Son caractère inclusif. La foi chrétienne n’était pas un critère de sélection pour le projet, mais les participantes et participants, de diverses origines culturelles, étaient avertis de sa nature religieuse. Ce qui se reflète sur le plan du scénario lui-même: les clients du café émergent de traditions culturelles diverses, ils sont de générations et de styles de vie et d’amour différents. Cela va d’une future religieuse à un jeune homosexuel, en passant par un serveur handicapé qui copie des extraits du Cantique à l’endos des additions, une manière originale d’annoncer la Parole.
L’audace du choix biblique. Rappelons que le Cantique des cantiques est rarement présent dans le discours ecclésial. Vous souvenez-vous d’en avoir jamais entendu parlé lors d’une homélie?
La passion, la charge érotique de ce texte rend mal à l’aise les courants piétistes et moralisateurs majoritaires dans le christianisme. Certaines confessions ont d’ailleurs refusé de l’inclure dans le canon biblique. Quand on le retient, les traductions se font pleines d’euphémismes pour parler des réalités sexuelles. De plus, on cantonne sa lecture au monde de la spiritualité. Les tensions de l’amour humain qu’il évoque ne seraient alors qu’une métaphore des difficultés de l’âme à s’unir à son Seigneur.
Sa liberté d’interprétation. La troupe du Centre étudiant Benoît-Lacroix tourne le dos à ce genre d’interprétation traditionnel. C’est dans un café, grâce à des espèces de fortune cookies1 bibliques que sont lus et proclamés les extraits du Cantique par différents personnages qui vivent les difficultés amoureuses d’aujourd’hui. L’amour, plus ou moins usé, d’un couple de parents autour de la cinquantaine. Les ferveurs et les peurs d’un couple de jouvenceaux. Des expériences limites: celle d’un handicapé qui, malgré sa solitude, se fait chantre de l’amour biblique; celle d’une jeune femme qui veut consacrer sa vie à Dieu dans notre culture postreligieuse; enfin, le paradoxe de ce jeune homosexuel qui assume son identité comme celle de « celui que son cœur aime », en récitant, en priant, les paroles mêmes du texte sacré.
Le caractère collectif de son écriture. Cette acculturation du drame du Cantique doit sans doute toute sa pertinence au fait que son scénario a été produit par plusieurs membres de la troupe. Ils n’ont pas agi seuls. Ils ont consulté un exégète, accepté une certaine supervision. Leur fidélité au drame du texte s’enracine cependant dans leur propre expérience actuelle.

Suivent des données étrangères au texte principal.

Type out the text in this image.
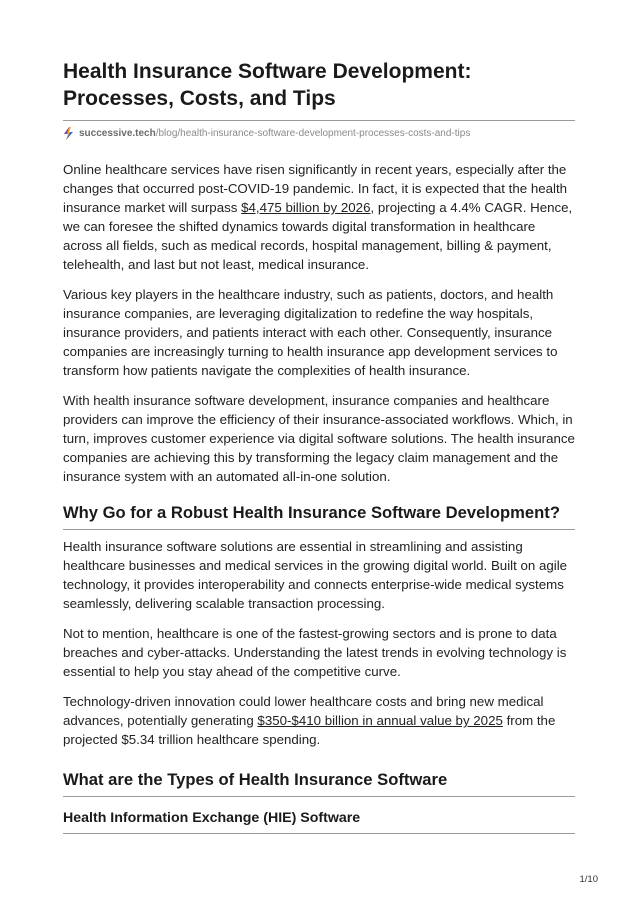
Health Insurance Software Development: Processes, Costs, and Tips
successive.tech/blog/health-insurance-software-development-processes-costs-and-tips

Online healthcare services have risen significantly in recent years, especially after the changes that occurred post-COVID-19 pandemic. In fact, it is expected that the health insurance market will surpass $4,475 billion by 2026, projecting a 4.4% CAGR. Hence, we can foresee the shifted dynamics towards digital transformation in healthcare across all fields, such as medical records, hospital management, billing & payment, telehealth, and last but not least, medical insurance.

Various key players in the healthcare industry, such as patients, doctors, and health insurance companies, are leveraging digitalization to redefine the way hospitals, insurance providers, and patients interact with each other. Consequently, insurance companies are increasingly turning to health insurance app development services to transform how patients navigate the complexities of health insurance.

With health insurance software development, insurance companies and healthcare providers can improve the efficiency of their insurance-associated workflows. Which, in turn, improves customer experience via digital software solutions. The health insurance companies are achieving this by transforming the legacy claim management and the insurance system with an automated all-in-one solution.

Why Go for a Robust Health Insurance Software Development?

Health insurance software solutions are essential in streamlining and assisting healthcare businesses and medical services in the growing digital world. Built on agile technology, it provides interoperability and connects enterprise-wide medical systems seamlessly, delivering scalable transaction processing.

Not to mention, healthcare is one of the fastest-growing sectors and is prone to data breaches and cyber-attacks. Understanding the latest trends in evolving technology is essential to help you stay ahead of the competitive curve.

Technology-driven innovation could lower healthcare costs and bring new medical advances, potentially generating $350-$410 billion in annual value by 2025 from the projected $5.34 trillion healthcare spending.

What are the Types of Health Insurance Software
Health Information Exchange (HIE) Software
1/10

Une prise de position rafraîchissante. Ce genre d’aggiornamento contraste avec le discours moral majoritaire dans l’Église. Un discours abstrait, universel, où tout semble éternellement fixé par la nature. Ce propos existentiel nous libère, par exemple, des problématiques cul-de-sac de certains évêques et cardinaux qui, tout en protestant du droit au respect des personnes homosexuelles, ne peuvent que poser un diagnostic stigmatisant de « contre nature » sur leur condition. On se retrouve dans la perspective ouverte d’autres confessions chrétiennes, voire du pape François, qui refuse de juger et donne priorité à l’accueil des personnes.
Son anthropologie ouverte. En conclusion de l’entrevue que nous avons eue avec deux membres de la troupe, ceux-ci déclaraient spontanément que la grande caractéristique de leurs personnages étaient d’être en évolution. On est loin du fixisme des tenants de la théorie de l’identité catholique que veulent imposer certains évêques.
Heureusement, le mystère de l’Église se vit dans la pluralité, et qui sait chercher peut trouver des relations à la foi en Jésus le Christ qui offrent une vitalité et un sens tout autre que le modèle monolithique porté par l’opinion et souvent produit plus ou moins consciemment par l’institution2.